ガキリ、と刃と爪が競り合う。互いに真剣。違いに必殺。
やはり、死合いは面白い。
■
「さてマイネン。改めてこの衣服を見てどう思います?」
「外報は間違いなくハイネケン製だ。折り方はおそらく…ワカミヤ織。この末端の処理は良い職人が作っているな」
「同感です。装具も間違いなくアマトの職人のものですね」
「この靴は王都の職人のものですな。鉄板と皮の合わせ方が非常に特徴的でありますからな」
金物や布の生地から、サクナとマイネン、そしてカキサはお互いの知識を持ち寄って、話を進めている。だが、その手が1つの肌着に添えられた時、マイネンの顔が変わった。
「…それは」
サクナとカキサも同じ様に眉をひそめた。
「肌着ではありますね。確か、副長…と思われる人物が来ていたものだと、姉は」
「そうか。カキサ殿。どう思われる?」
「そうですなぁ…いや、マイネン、貴様に名を呼ばれるのはイマイチ慣れんが…まぁそれは置いて置くとして。これはハイネケンではありませんな」
カキサがそうつぶやくと、2人も同じ様に頷きを見せた。そして、少しばかり血に濡れた肌着を掲げながら、更にカキサが言葉を続ける。
「この布の粗さ、そして縫合の手合い。間違いなく、致死の森の向こう。ランドリー領の古のヨルミのものでありましょう」
「ヨルミ、か。ハイネケンとは同盟関係ではあるが…まぁ、敵対しつつも有る。賊を送り込むことは、十分に考えられるか」
しげしげとその肌着を見つめ、頷きながらマイネンはため息を吐いた。
「と、なると…ハイネケンとランドリーの間にあるタカアマも一枚は噛んでそうだな」
「それは、マイネン、お前の勘か?」
サクナがそう言うと、マイネンは首を横に振る。
「いや、ここ10年の貿易を考えるとそうとも言えん。ランドリーとタカアマはその10年で親密になっている。それに」
マイネンは何かを言いかけて一息をつく。
「ランドリーの手がハイネケンに入るには致死の森を抜けるか、タカアマを通るしか道はない。逆の宗教国家ヨハムを抜けるという手もあるが…」
マイネンは軽く地面に地図を描きながら、その頭の中で考えていることを整理しながら話しているようだ。
「ヨハムは完全なる親亜人国家。ハイネケンとは敵対国家の1つだ。その同盟であるランドリーとも敵対関係にある。まず、ランドリーの者を通すことはしないだろう」
「親亜人国家ならば、逆に、銀糸を奪わせる可能性もあるのでは?」
「あの国家は盗む、よりもその場で破壊することを選ぶ。過去、そういう事例が何度もあったと、文献に残っていたはずだ」
マイネンは頭を人差し指で叩きながら、状況を更に整理していく。そして、額に手を当てると、ふっとため息を吐いた。
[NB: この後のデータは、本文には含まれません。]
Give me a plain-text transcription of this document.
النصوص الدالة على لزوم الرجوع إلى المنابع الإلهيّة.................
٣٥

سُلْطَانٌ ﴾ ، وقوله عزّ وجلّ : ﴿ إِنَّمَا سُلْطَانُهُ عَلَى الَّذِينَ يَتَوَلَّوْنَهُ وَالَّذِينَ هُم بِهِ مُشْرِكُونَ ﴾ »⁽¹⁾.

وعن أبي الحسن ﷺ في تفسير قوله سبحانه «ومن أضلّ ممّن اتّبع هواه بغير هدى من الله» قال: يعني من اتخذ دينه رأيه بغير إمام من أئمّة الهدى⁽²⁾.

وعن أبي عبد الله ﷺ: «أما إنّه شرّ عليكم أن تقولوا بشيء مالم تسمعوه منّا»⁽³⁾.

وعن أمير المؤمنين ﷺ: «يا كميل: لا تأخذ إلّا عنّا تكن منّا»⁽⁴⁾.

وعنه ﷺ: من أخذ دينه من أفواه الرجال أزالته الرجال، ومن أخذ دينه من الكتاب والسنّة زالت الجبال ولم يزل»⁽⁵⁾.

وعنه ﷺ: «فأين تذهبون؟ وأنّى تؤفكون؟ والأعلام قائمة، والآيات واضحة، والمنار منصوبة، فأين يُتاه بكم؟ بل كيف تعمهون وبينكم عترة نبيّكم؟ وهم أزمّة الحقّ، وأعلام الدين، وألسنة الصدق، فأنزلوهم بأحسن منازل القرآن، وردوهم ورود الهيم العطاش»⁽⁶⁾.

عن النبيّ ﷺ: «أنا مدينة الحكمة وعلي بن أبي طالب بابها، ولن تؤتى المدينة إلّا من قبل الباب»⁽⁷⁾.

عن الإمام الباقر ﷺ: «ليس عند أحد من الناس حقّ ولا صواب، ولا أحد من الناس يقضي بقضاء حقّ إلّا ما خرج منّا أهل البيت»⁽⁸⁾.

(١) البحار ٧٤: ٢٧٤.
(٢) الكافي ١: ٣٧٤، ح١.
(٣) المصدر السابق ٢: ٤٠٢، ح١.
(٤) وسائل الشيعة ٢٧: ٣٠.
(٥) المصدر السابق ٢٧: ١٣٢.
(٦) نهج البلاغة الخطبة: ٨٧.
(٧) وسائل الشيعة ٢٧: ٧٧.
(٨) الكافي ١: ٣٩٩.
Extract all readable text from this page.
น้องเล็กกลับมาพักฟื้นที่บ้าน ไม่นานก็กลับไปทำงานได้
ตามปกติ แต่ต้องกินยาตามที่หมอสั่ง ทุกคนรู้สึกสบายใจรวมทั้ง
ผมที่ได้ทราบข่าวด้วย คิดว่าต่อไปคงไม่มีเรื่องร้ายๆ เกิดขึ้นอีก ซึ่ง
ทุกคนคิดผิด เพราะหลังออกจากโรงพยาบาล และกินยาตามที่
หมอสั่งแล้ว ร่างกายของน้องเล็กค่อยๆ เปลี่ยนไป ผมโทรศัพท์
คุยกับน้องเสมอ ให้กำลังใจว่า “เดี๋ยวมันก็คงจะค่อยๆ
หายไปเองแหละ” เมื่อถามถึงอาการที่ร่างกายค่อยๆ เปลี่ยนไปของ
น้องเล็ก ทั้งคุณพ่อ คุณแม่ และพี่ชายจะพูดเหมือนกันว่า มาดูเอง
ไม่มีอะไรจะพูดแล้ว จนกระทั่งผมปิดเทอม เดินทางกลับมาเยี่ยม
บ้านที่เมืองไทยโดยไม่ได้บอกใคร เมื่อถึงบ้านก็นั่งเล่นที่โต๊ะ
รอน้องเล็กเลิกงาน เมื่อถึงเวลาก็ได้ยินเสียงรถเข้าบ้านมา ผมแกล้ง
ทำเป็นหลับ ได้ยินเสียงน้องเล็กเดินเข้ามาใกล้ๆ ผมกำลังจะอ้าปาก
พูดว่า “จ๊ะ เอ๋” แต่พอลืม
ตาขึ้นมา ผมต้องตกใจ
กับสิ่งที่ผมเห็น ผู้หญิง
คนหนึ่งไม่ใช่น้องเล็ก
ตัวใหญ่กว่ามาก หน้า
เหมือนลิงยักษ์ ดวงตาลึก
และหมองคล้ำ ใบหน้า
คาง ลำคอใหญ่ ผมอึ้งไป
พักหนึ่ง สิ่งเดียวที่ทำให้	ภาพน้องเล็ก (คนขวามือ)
「…まぁ、と言いつつ、現状では断定は難しい。この肌着についても、もしかするとハイネケンの手かもしれんし、実はヨハムの手かもしれん。いくらでも疑えば疑える。実際、副長についていたはずの2人は、反王家派の者とまでしか判っていないからな」
諦めたように天を仰ぐマイネン。サクナは、その横顔を眺めていた。年の頃にすればおおよそ40か50か。少し白髪交じりの貴族。顔立ちは良く、体つきも良い。個人的に思う所はあれど、貴族の中では名門の一人だ。
「マイネンでもわからないとなると、私やカキサでは判りませんね」
「左様ですなぁ。王城では生き字引、などと呼ばれておりましたが、結局、王国の心臓部分については知らなんだ」
「私も同様ですよ。王の懐刀として200年、歴代の王に従ってきましたが。結局は、用心棒と夜の相手です」
「…しかし、それを聞くと王国もよく判りませんな?奴隷に落とすほど何か想いがある亜人を、手籠めにする。どういう心理なのだか。マイネン?」
確かに、と頷くサクナと、カキサの目がマイネンを射抜く。少し縮こまりながら、マイネンは言葉を選んだ。
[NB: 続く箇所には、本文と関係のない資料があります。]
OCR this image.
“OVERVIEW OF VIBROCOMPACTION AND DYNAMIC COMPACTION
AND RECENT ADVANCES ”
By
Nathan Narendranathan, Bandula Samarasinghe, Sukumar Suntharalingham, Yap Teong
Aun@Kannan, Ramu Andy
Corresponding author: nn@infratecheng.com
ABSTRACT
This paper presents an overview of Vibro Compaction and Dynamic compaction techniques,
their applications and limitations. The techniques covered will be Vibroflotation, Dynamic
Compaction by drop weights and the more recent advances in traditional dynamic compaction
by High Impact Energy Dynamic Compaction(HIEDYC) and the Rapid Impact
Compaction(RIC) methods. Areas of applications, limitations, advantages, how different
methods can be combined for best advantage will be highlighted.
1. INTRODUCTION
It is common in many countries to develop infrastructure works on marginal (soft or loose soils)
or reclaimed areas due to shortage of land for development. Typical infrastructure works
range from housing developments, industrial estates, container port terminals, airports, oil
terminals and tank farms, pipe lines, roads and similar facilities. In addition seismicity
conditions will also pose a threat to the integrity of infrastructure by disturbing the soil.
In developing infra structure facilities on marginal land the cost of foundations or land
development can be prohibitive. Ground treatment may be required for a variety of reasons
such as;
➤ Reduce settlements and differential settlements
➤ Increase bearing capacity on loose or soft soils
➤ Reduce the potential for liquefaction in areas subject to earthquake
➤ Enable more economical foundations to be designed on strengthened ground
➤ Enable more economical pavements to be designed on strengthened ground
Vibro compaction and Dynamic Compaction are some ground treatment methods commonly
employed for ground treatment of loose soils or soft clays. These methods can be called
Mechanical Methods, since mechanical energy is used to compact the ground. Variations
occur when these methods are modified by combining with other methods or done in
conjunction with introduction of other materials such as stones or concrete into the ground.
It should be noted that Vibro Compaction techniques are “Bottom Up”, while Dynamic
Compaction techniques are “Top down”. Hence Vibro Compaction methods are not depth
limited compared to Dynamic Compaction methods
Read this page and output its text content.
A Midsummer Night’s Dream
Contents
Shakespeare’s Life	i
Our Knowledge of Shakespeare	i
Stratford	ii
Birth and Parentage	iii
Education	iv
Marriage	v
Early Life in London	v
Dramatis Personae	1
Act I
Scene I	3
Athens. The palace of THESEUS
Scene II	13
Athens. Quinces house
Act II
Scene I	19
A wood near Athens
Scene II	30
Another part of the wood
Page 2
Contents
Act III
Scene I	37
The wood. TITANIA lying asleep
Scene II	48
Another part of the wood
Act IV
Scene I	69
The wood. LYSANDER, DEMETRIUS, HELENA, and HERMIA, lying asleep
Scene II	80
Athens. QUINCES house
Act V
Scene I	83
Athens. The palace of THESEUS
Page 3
「…や、確かに。言われてみれば。ただ、おそらくはやはり…美しさだろう」
「美しさとな?」
「そうだ。やはり、権力の上に立てば、金、女は欲しくなるのが道理。美しく、強いとなれば余計だろう」
「そうですか。しかしマイネン。貴方は嫁しか抱いたことがない、と断言しておりましたが?」
その言葉に、マイネンは強く頷いていた。
「そうだ。私は美しさや権力よりも、我が女房と子が宝。そのためにならどこまでも駆け上がれる。…だが、銀糸とは恐ろしい。結局は不義理を働いた。なんと面目も立たんよ」
首を振りながら残念そうに告げた。サクナはといえば、それを微妙な顔をしながら見つめいてる。
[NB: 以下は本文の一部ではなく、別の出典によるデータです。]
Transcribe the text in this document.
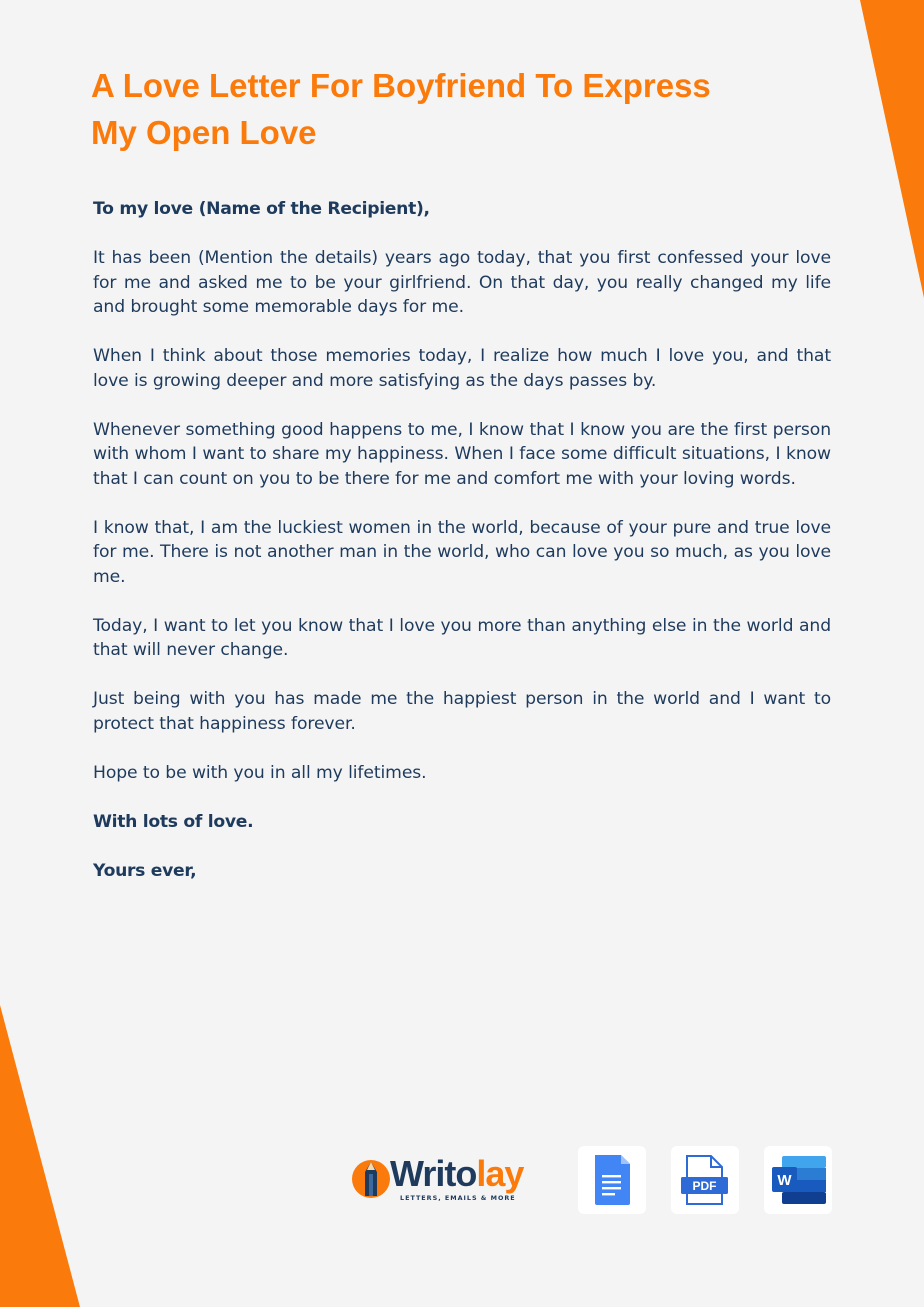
A Love Letter For Boyfriend To Express
My Open Love

To my love (Name of the Recipient),

It has been (Mention the details) years ago today, that you first confessed your love for me and asked me to be your girlfriend. On that day, you really changed my life and brought some memorable days for me.

When I think about those memories today, I realize how much I love you, and that love is growing deeper and more satisfying as the days passes by.

Whenever something good happens to me, I know that I know you are the first person with whom I want to share my happiness. When I face some difficult situations, I know that I can count on you to be there for me and comfort me with your loving words.

I know that, I am the luckiest women in the world, because of your pure and true love for me. There is not another man in the world, who can love you so much, as you love me.

Today, I want to let you know that I love you more than anything else in the world and that will never change.

Just being with you has made me the happiest person in the world and I want to protect that happiness forever.

Hope to be with you in all my lifetimes.

With lots of love.

Yours ever,

Writolay
LETTERS, EMAILS & MORE
PDF	W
「…嬉しいととるべきか、なんというべきなんでしょうね。この場合。女としては、嬉しいと言うべきなのか…」
「無理は言わなくて良い、サクナ殿。私のような男に抱かれたのだ、さぞ嫌悪が有るだろう。改めて謝罪を」
「不要です。これは、銀糸のせいなのですから。それ以上でも、それ以下でも…。そういえばカキサに1つ聞きたいんですが」
「んんん?なんでありますかな?」
意を決したように、サクナが問いかけた。
「カキサは、そういう夜…例えばその、奥方などに呼ばれたことなどは…」
「…聞かないでいただけると助かりますなぁ。いや、何、貴族の奥方など、天と地、両方おりますゆえになぁ。それに、まぁ、奥方だけでも、ない、摩訶不思議な世界でありましたので」
頭を掻きながら、天を見上げたカキサ。500歳。喋り方に気取られてしまうが、まだまだ亜人の中では若い。黒髪、そしてある程度の童顔。となれば、相手は多岐に渡ったのであろうか?
気まずい空気が流れ、思わず、サクナとマイネンも、そしてその話を側で聞いていた大狼も、視線を逸していた。